The FDA conducted an inspection of The Blood Connection, Incorporated, a collection facility located at 2115 S Main Street, Suite E, Wake Forest, NC, from June 10 to June 12, 2025. The inspection revealed significant compliance issues under the regulatory framework of the Federal Food, Drug, and Cosmetic Act.

Key violations identified include the failure to defer donors who tested reactive for Hepatitis B Surface Antigen (HBsAg) from future donations, despite negative results for other related tests. Additionally, the facility failed to notify donors of their reactive test results for transfusion-transmitted infections, compromising donor awareness and safety.

Furthermore, The Blood Connection distributed biological products, including Apheresis Platelets and Red Blood Cells, across state lines without the necessary biologics license.

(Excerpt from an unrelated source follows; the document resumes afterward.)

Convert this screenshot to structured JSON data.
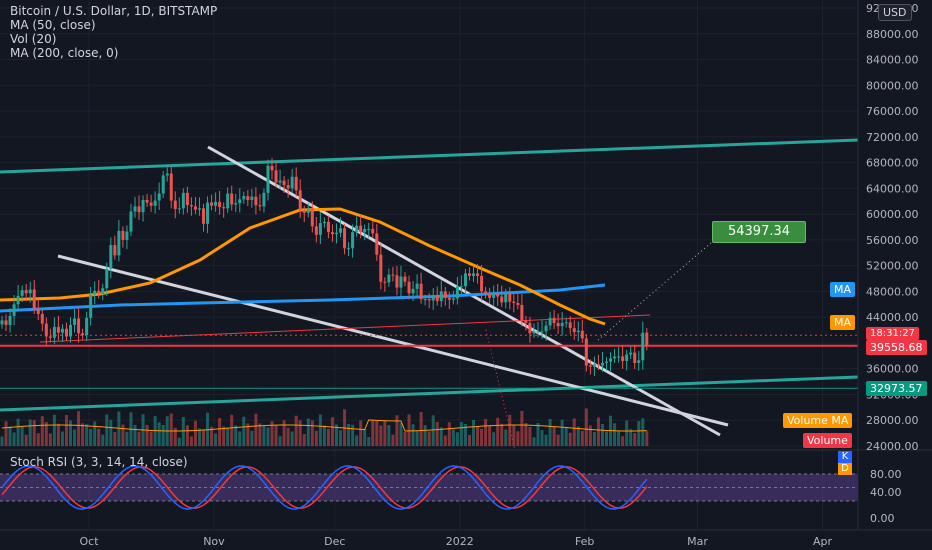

This action violates FDA regulations requiring proper licensing for interstate commerce of such products.

The FDA has issued a Form 483 to Denise Calloway, Vice President of Operations, detailing these observations. The facility is expected to address these issues promptly, implementing corrective actions to ensure compliance with FDA regulations. The company may discuss objections or corrective plans with the FDA representatives or submit this information to the FDA. Failure to rectify these issues could lead to further regulatory actions.